The authors cite information from one part of a 2014 scientific paper: “…the survival rate for Fraser River Sockeye Salmon returning to the Chilko River was significantly reduced in PRV-infected fish (p=0.014)…”, without including contrasting information from the same reference: the survival rate for Fraser River sockeye salmon returning to Lake Shuswap was significantly greater in PRV-infected fish (p=0.04).

“These contrasting comparisons are simply correlations that are sometimes helpful for generating hypotheses but rarely helpful for generating conclusions”, said Dr Marty. “Instead, medical scientists depend on controlled laboratory studies to sort out cause and effect.”

Again the authors appear to selectively include bits and pieces from their references when they state “[citation] reported that PRV transmits from Atlantic Salmon to cohabitating Sockeye Salmon”.

However, the text of the paper does not include the most important information from the study.

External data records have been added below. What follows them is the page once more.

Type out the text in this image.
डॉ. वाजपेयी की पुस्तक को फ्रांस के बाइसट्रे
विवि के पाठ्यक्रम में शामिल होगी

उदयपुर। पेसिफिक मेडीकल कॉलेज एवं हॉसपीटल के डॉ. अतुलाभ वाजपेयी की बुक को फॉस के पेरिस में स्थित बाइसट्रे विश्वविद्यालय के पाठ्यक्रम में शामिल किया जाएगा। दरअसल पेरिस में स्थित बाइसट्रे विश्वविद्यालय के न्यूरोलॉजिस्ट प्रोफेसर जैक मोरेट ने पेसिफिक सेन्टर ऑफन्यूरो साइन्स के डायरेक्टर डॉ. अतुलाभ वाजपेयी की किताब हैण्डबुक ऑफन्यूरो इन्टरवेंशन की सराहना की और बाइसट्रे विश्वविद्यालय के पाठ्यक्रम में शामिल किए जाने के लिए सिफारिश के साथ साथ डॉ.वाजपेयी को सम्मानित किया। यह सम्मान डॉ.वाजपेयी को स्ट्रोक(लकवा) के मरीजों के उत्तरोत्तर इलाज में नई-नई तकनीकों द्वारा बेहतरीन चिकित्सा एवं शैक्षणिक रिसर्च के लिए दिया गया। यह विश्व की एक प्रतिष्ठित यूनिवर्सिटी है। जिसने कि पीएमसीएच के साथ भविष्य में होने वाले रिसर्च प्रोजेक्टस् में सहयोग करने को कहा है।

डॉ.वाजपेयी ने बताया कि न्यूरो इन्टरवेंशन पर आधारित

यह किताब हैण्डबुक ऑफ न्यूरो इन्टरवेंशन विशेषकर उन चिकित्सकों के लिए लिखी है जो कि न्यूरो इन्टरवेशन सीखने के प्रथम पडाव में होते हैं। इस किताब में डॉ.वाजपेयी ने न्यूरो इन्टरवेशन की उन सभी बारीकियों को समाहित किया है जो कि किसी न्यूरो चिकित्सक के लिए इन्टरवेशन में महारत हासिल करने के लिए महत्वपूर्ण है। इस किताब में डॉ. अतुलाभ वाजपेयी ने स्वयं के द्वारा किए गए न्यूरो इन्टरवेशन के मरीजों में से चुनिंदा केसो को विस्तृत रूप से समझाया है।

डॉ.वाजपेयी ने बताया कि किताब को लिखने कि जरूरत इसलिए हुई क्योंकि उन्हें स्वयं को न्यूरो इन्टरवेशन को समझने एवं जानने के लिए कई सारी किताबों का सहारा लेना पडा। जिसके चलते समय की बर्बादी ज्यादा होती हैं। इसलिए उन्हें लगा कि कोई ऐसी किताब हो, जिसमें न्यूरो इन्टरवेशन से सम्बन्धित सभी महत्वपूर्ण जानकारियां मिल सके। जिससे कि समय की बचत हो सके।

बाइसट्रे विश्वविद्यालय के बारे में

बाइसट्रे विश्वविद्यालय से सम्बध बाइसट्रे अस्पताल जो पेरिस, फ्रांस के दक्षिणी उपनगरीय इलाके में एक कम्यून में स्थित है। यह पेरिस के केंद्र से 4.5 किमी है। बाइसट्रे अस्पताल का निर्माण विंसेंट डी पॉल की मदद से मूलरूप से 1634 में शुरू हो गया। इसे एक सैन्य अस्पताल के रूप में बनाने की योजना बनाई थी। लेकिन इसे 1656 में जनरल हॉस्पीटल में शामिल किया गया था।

This information is not hard to find - it is right in the title of the publication resulting from the study: “Piscine orthoreovirus from western north America is transmissible to Atlantic salmon and sockeye salmon but fails to cause heart and skeletal muscle inflammation.”

Ignoring the best data does not present a risk to wild salmon

The authors state, “The European ISAV genotype has now been detected in all major salmon farming regions worldwide”, and “The discovery of segments of European ISAV strains in BC farmed Atlantic salmon and Sockeye salmon in the Fraser River warrants the conclusion that ISAV poses a greater than minimal risk of serious harm to FR Sockeye salmon.”

However, they are choosing to ignore the thousands of high quality samples from wild and farmed salmon that have been tested by several independently accredited laboratories in the United States and Canada for ISA since the early 2000s.

“All results are negative - no virus”, said Dr Marty.

“Results from more than 10,000 of these tests are publicly available.  Incredibly, the paper does not report any of these test results”, he said.

Furthermore, he notes that the only ISAV test results reported by the authors are unconfirmed PCR-positive test results for ISAV.

“Marine policy makers cannot base their decisions on test results that have not been confirmed by OIE guidelines that are accepted worldwide as the standard for diagnostic medicine”, said Dr Marty.

Furthermore, said Marty, the paper does not provide any information that sockeye salmon are susceptible to disease after exposure to the ISA virus.